Tuesday, February 6, 2018

Philadelphia Freedom

I’m told there was a widely watched sporting event on Sunday and that Philly won. Despite February weather, Eagles fans celebrated in the streets of Philadelphia by rioting in grand tradition.

There are many psychological and sociological studies on the causes of riots, but most frequently the simple fact is that rioters are having fun. Their reasons are the same as those of 13-year-olds who kick over neighbors’ mailboxes. Even when participants in a riot are angry about some event or some issue of social justice, pleasure in cutting loose remains mixed with anger. In sports riots there often isn’t anger at all. As we all know, not all human impulses are admirable; destruction can be an adrenaline rush, which is why violent video games are so popular. Amid the anonymity of a crowd fear of consequences for participating in the real thing diminishes. Alcohol is likely to be involved, too.

For the photo album
American sports riots are fairly tame by world standards. (We make up for it with our other types of riots.) Fans of opposing teams in this country almost never fight each other. Instead, fans of the winning team wreak high-spirited wreckage of property. They don’t target people. Their joyous vandalism is directed against cars, windows, and street poles. Though rare, deaths do sometimes happen, as in Boston after a victory by the Red Sox or in Chicago after the Bulls, but they are accidents such as falls or unintended trampling. This is because there is nothing more than hometown pride at stake. You need a “just” cause and a desire for payback really to turn things mean. Fortunately, politics, nationalism, class warfare, and such have stayed divorced from American sports team fandom so far.

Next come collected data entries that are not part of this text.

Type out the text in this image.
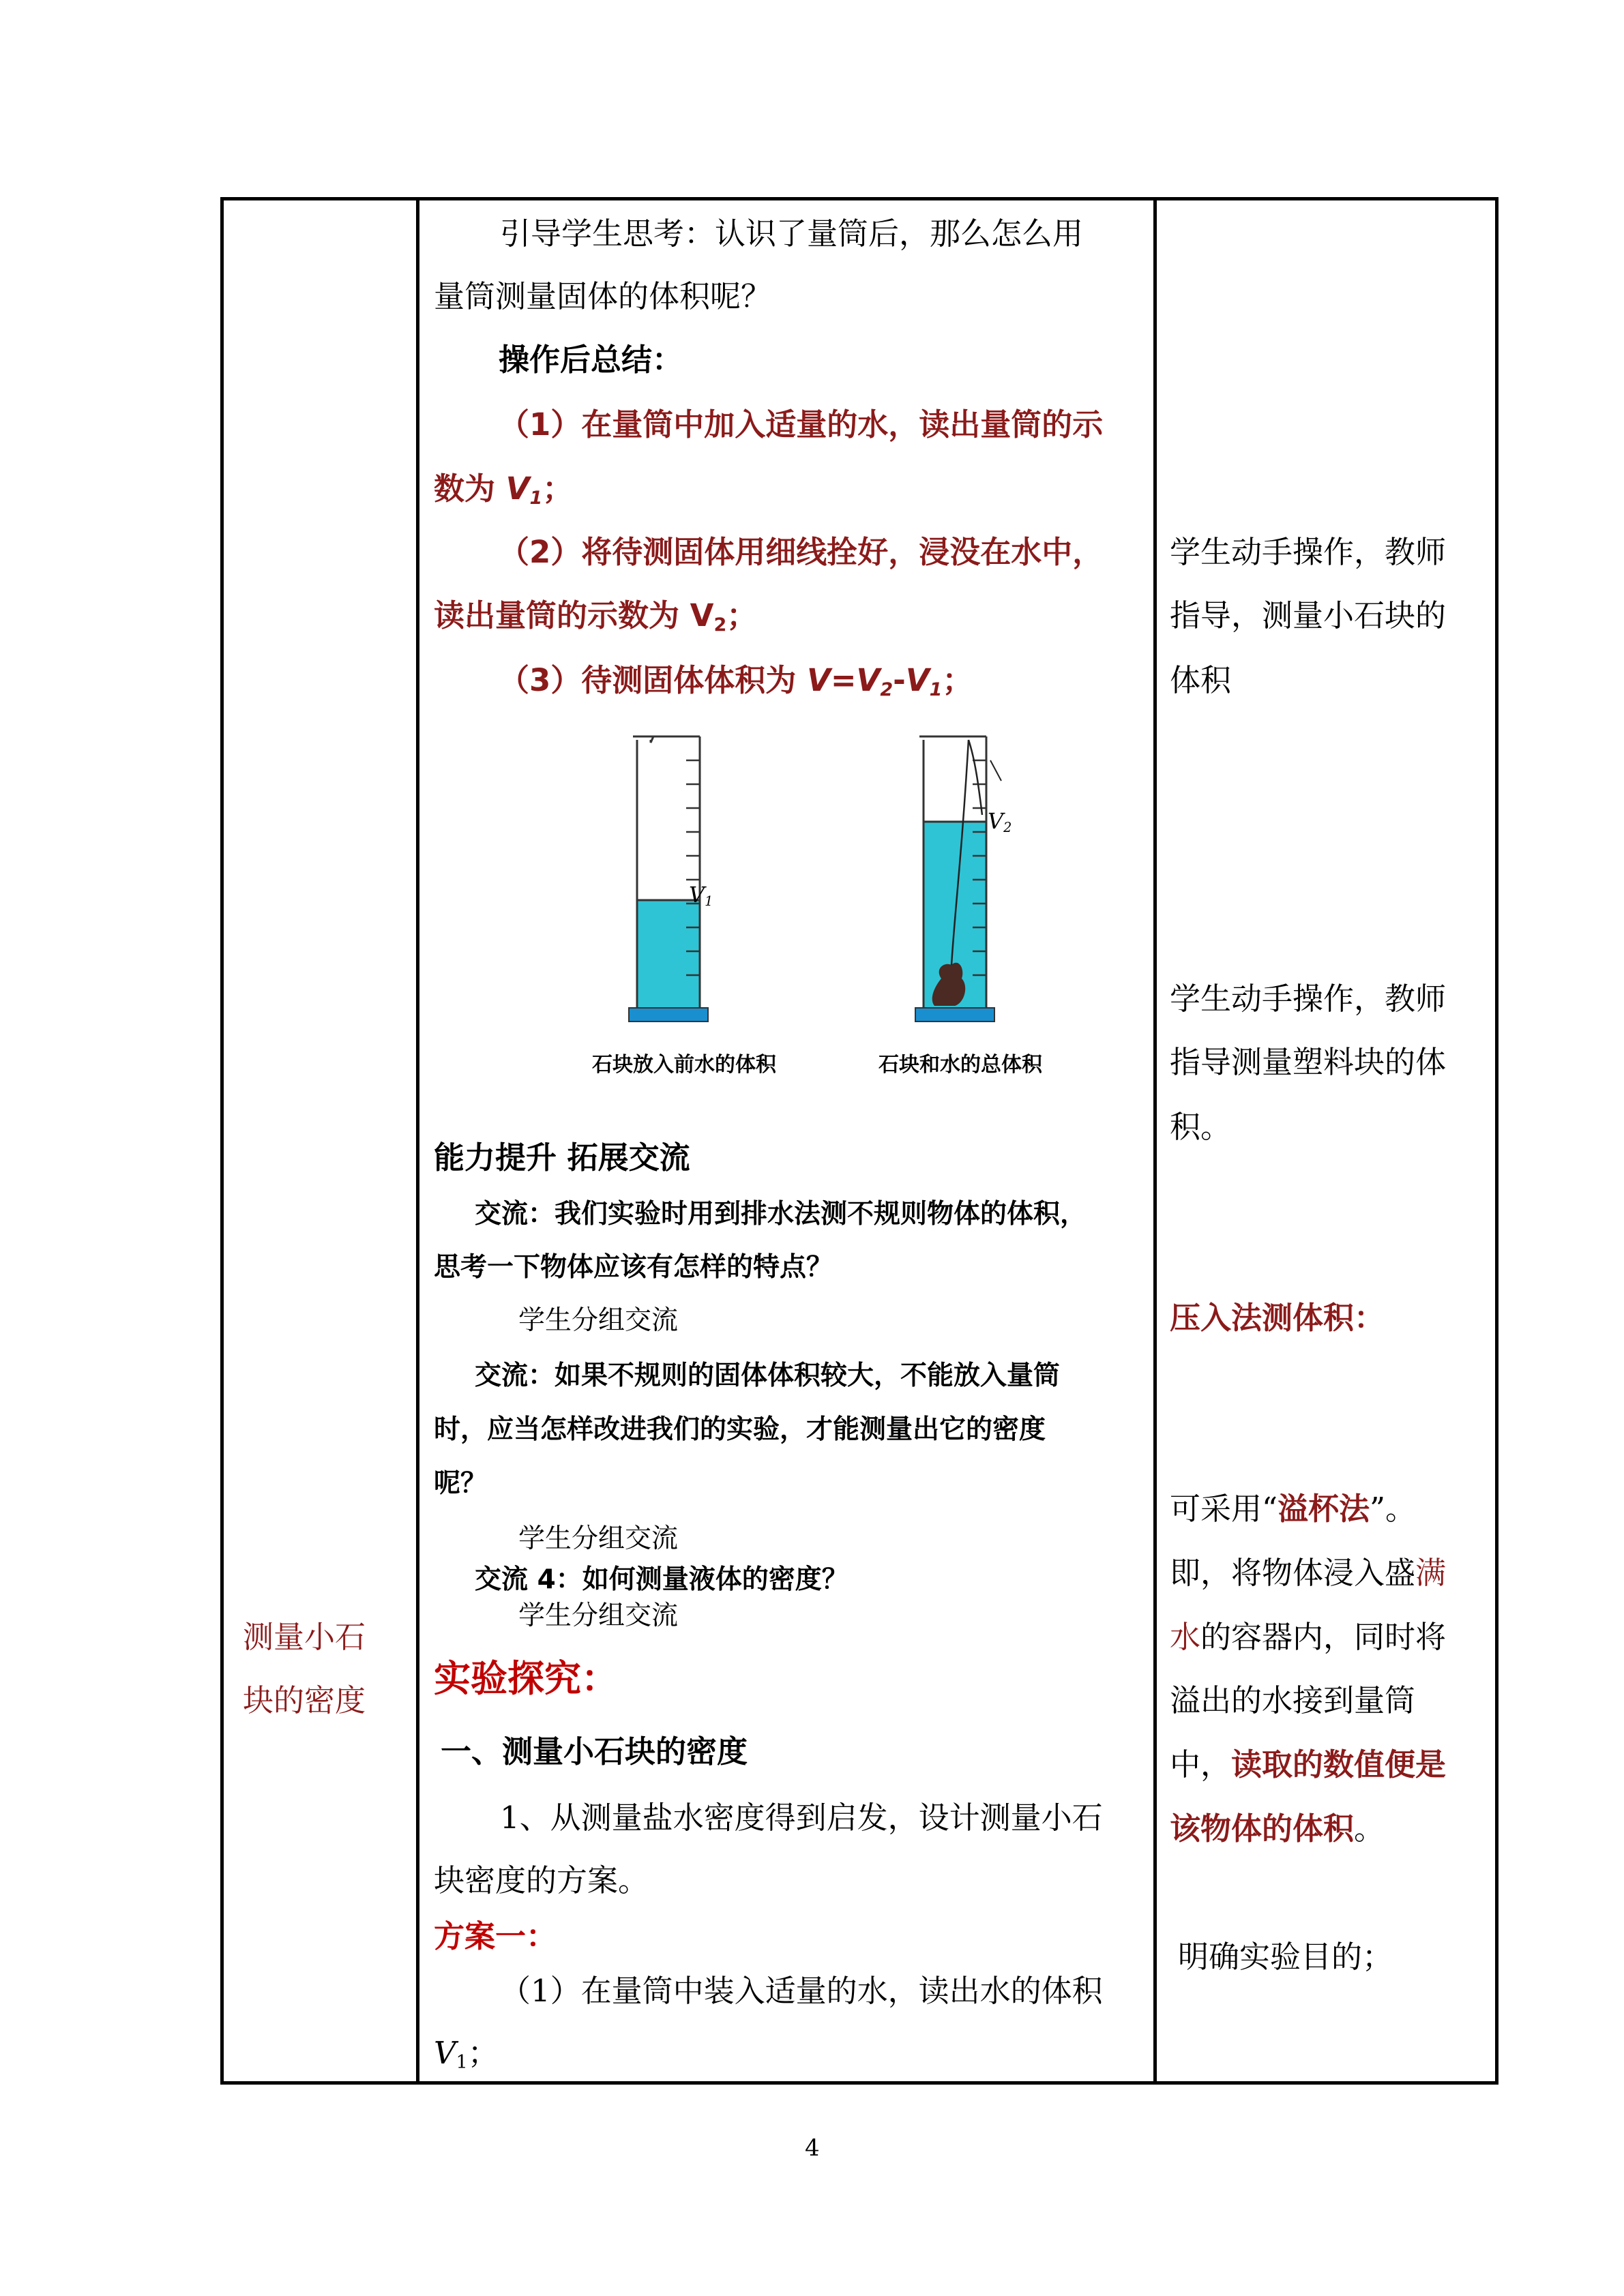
测量小石
块的密度
引导学生思考：认识了量筒后，那么怎么用
量筒测量固体的体积呢？
操作后总结：
（1）在量筒中加入适量的水，读出量筒的示
数为 $V_1$；
（2）将待测固体用细线拴好，浸没在水中，
读出量筒的示数为 $V_2$；
（3）待测固体体积为 $V=V_2-V_1$；
$V_1$
石块放入前水的体积
$V_2$
石块和水的总体积
能力提升 拓展交流
交流：我们实验时用到排水法测不规则物体的体积，
思考一下物体应该有怎样的特点？
学生分组交流
交流：如果不规则的固体体积较大，不能放入量筒
时，应当怎样改进我们的实验，才能测量出它的密度
呢？
学生分组交流
交流 4：如何测量液体的密度？
学生分组交流
实验探究：
一、测量小石块的密度
1、从测量盐水密度得到启发，设计测量小石
块密度的方案。
方案一：
（1）在量筒中装入适量的水，读出水的体积
$V_1$；
学生动手操作，教师
指导，测量小石块的
体积
学生动手操作，教师
指导测量塑料块的体
积。
压入法测体积：
可采用“溢杯法”。
即，将物体浸入盛满
水的容器内，同时将
溢出的水接到量筒
中，读取的数值便是
该物体的体积。
明确实验目的；
4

We see what can happen when those factors are involved. The deadliest sports riot of all time, the so-called Nika riot, was as long ago as 532 CE. Chariot races in the hippodrome in Constantinople were organized into teams, rather like formula race car teams today. The teams were White, Red, Green, and Blue; each team had its own fan association. The Green and Blue associations were the most hardcore, for they had grown political with the Blues favoring pro-aristocratic positions and the Greens favoring the common folk. Unsurprisingly, they fought a lot when one team or the other lost an important race. Trouble came when city guards arrested several Blue and Green fans for murder after street fights following a race. Two of the prisoners (a Blue and a Green) escaped and took refuge in a church. For once the associations banded together and demanded that charges against the men be dropped. In January 532 the disturbances developed into a full-blown riot. The rioters ran amok for days, burned half of the city, and (with the connivance of ambitious Senators) turned their riot into an uprising against the Emperor Justinian and Empress Theodora. Justinian, a well-known Blue fan, recovered the situation by turning the Blues against their old enemies the Greens through cajolery and bribery. He then sent in the troops. According to the historian Procopius, 30,000 people were killed. No other sports riot even comes close.

If there is a lesson there, it is that putting politics into team identities turns vandals into brawlers – sometimes murderous ones. So far we’ve been spared that. It wasn’t actually unsafe for Patriots fans in Philadelphia, and that at least counts for something. We are willing to hate each other for the silliest of reasons. Football fandom needn’t be one more reason to keep us separated.